On 20 March, Eva Merkacheva of Russia’s Presidential Council for Human Rights reported that the Belarusian security forces took Ostanin into a forest and severely beat him and tasered him before handing him over to their Russian counterparts. Merkacheva posted a photo of Ostanin’s back, showing the aftermath of being beaten with a truncheon.
A medical examination requested by Ostanin in police custody recorded a vertebral fracture, multiple bruises and abrasions and breathing difficulties due to an injured lung.

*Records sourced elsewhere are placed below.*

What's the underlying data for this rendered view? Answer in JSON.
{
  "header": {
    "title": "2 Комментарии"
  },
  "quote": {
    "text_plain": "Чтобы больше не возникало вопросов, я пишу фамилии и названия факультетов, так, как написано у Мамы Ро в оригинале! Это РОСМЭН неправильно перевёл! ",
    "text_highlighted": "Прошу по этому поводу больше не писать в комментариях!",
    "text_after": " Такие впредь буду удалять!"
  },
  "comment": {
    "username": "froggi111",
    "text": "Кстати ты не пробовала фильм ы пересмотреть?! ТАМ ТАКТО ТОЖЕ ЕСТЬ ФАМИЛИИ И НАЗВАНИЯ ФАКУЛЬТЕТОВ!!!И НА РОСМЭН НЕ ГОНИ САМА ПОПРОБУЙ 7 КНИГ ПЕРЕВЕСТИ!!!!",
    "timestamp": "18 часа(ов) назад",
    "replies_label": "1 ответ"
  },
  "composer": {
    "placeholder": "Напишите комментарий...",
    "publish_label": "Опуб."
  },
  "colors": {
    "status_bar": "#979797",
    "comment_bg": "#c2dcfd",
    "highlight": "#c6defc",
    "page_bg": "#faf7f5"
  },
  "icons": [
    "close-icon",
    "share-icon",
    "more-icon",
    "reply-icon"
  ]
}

Meanwhile, Belarusian Deputy Interior Minister Henadz Kazakevich denied that Ostanin was beaten in Belarusian custody, noting that “no physical force or other unlawful methods” were used during his detention, delivery or transfer.
Ostanin is currently in a pretrial detention centre in Moscow, where he is not receiving medical care, according to his lawyer.
“I’m sure that he’ll make a great soldier after he’s sentenced,” Zhivov, one of the bloggers who launched the vigilante social media campaign against Ostanin, quipped after his arrest, even though Ostanin’s charge — “inciting hatred”, even in jest — is not, unlike rape and murder, one of the crimes that Russians can be pardoned for in return for enlisting to fight in Ukraine.